This method exposes fake images created by computer algorithms rather than by humans.
They look deceptively real, but they are made by computers: so-called deep-fake images are generated by machine learning algorithms, and humans are pretty much unable to distinguish them from real photos. Researchers at the Horst Görtz Institute for IT Security at Ruhr-Universität Bochum and the Cluster of Excellence “Cyber Security in the Age of Large-Scale Adversaries” (Casa) have developed a new method for efficiently identifying deep-fake images. To this end, they analyze the objects in the frequency domain, an established signal processing technique.
The team presented their work at the International Conference on Machine Learning (ICML) on 15 July 2020, one of the leading conferences in the field of machine learning. Additionally, the researchers make their code freely available online*, so that other groups can reproduce their results.
Interaction of two algorithms results in new images
Deep-fake images — a portmanteau word from “deep learning” for machine learning and “fake” — are generated with the help of computer models, so-called Generative Adversarial Networks, GANs for short. Two algorithms work together in these networks: the first algorithm creates random images based on certain input data. The second algorithm needs to decide whether the image is a fake or not. If the image is found to be a fake, the second algorithm gives the first algorithm the command to revise the image — until it no longer recognizes it as a fake.
In recent years, this technique has helped make deep-fake images more and more authentic. On the website**, users can check if they’re able to distinguish fakes from original photos. “In the era of fake news, it can be a problem if users don’t have the ability to distinguish computer-generated images from originals,” says Professor Thorsten Holz from the Chair for Systems Security.

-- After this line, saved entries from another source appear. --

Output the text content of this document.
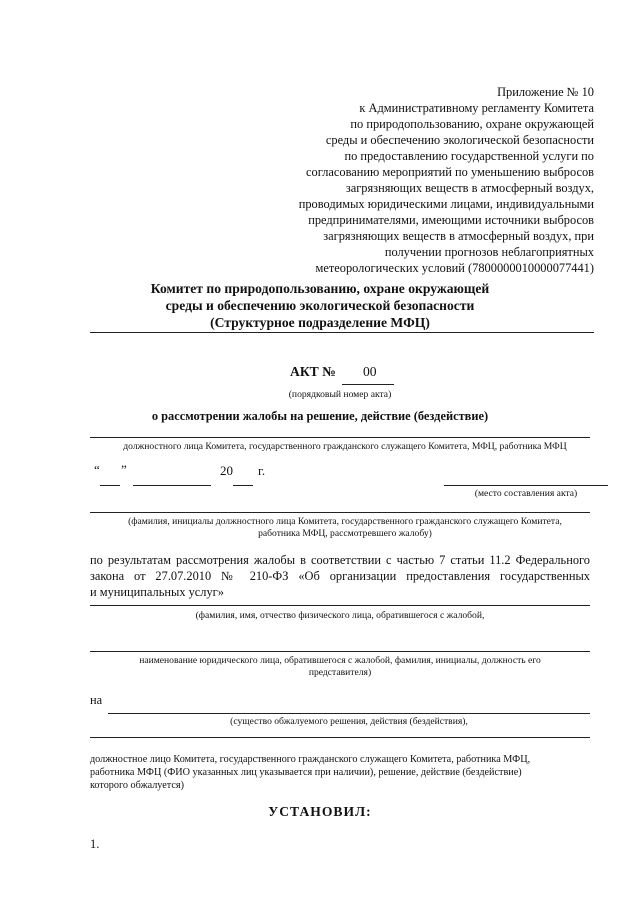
Приложение № 10
к Административному регламенту Комитета
по природопользованию, охране окружающей
среды и обеспечению экологической безопасности
по предоставлению государственной услуги по
согласованию мероприятий по уменьшению выбросов
загрязняющих веществ в атмосферный воздух,
проводимых юридическими лицами, индивидуальными
предпринимателями, имеющими источники выбросов
загрязняющих веществ в атмосферный воздух, при
получении прогнозов неблагоприятных
метеорологических условий (7800000010000077441)
Комитет по природопользованию, охране окружающей
среды и обеспечению экологической безопасности
(Структурное подразделение МФЦ)
АКТ № 00
(порядковый номер акта)
о рассмотрении жалобы на решение, действие (бездействие)
должностного лица Комитета, государственного гражданского служащего Комитета, МФЦ, работника МФЦ
“ ”	20 г.
(место составления акта)
(фамилия, инициалы должностного лица Комитета, государственного гражданского служащего Комитета,
работника МФЦ, рассмотревшего жалобу)
по результатам рассмотрения жалобы в соответствии с частью 7 статьи 11.2 Федерального
закона от 27.07.2010 № 210-ФЗ «Об организации предоставления государственных
и муниципальных услуг»
(фамилия, имя, отчество физического лица, обратившегося с жалобой,
наименование юридического лица, обратившегося с жалобой, фамилия, инициалы, должность его
представителя)
на
(существо обжалуемого решения, действия (бездействия),
должностное лицо Комитета, государственного гражданского служащего Комитета, работника МФЦ,
работника МФЦ (ФИО указанных лиц указывается при наличии), решение, действие (бездействие)
которого обжалуется)
УСТАНОВИЛ:
1.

For their analysis, the Bochum-based researchers used the data sets that also form the basis of the above-mentioned page “Which face is real”. In this interdisciplinary project, Joel Frank, Thorsten Eisenhofer and Professor Thorsten Holz from the Chair for Systems Security cooperated with Professor Asja Fischer from the Chair of Machine Learning as well as Lea Schönherr and Professor Dorothea Kolossa from the Chair of Digital Signal Processing.
Frequency analysis reveals typical artifacts
To date, deep-fake images have been analyzed using complex statistical methods. The Bochum group chose a different approach by converting the images into the frequency domain using the discrete cosine transform. The generated image is thus expressed as the sum of many different cosine functions. Natural images consist mainly of low-frequency functions.
The analysis has shown that images generated by GANs exhibit artifacts in the high-frequency range. For example, a typical grid structure emerges in the frequency representation of fake images. “Our experiments showed that these artifacts do not only occur in GAN generated images. They are a structural problem of all deep learning algorithms,” explains Joel Frank from the Chair for Systems Security. “We assume that the artifacts described in our study will always tell us whether the image is a deep-fake image created by machine learning,” adds Frank. “Frequency analysis is therefore an effective way to automatically recognize computer-generated images.”
Reference: “Leveraging Frequency Analysis for Deep Fake Image Recognition” by Joel Frank, Thorsten Eisenhofer, Lea Schonherr, Asja Fischer, Dorothea Kolossa and Thorsten Holz, 2020, International Conference on Machine Learning (ICML).
* Code available at GitHub.
** Website: WhichFaceIsReal.com
Unfortunately, it will be just as easy to use this technique to remove the artifacts from “deep fake” photographs in the next generation of development.
Yep, The moment that DeepFakes was created I knew what was coming … it aint here yet, but it almost is, and we aren’t in the least bit ready for it.
Mark Keller, not necessarily. People I work with have been testing various spectroscopic techniques, to find a simple & foolproof way of discerning all computer generated images. Consider that deep learning algorithms either generate from scratch, or using a mosaic of pixels from “real” images, or a blend. Both selfies and deep fakes, have telltale photonic patterns. Night vision goggles are said to be very handy, & then there’s the code which will give away anomalies, like repetition (I’m not well versed in this area but I think that was the gist).
I don’t want to give away too many tricks just yet, but there’s an obvious checkmate move where machine learning & code pirates with malevolent intent will ONLY be able to develop fakes from a limited pool, that will increasingly shrink as each protocol nullifies the most obvious sources. Another factor in their predicted obsolescence is the way in which amateurs have been saturating the surface net with cheesy retrograde apps, and dumb social media gimmicks, so the diligent few have already figured out the obvious telltales.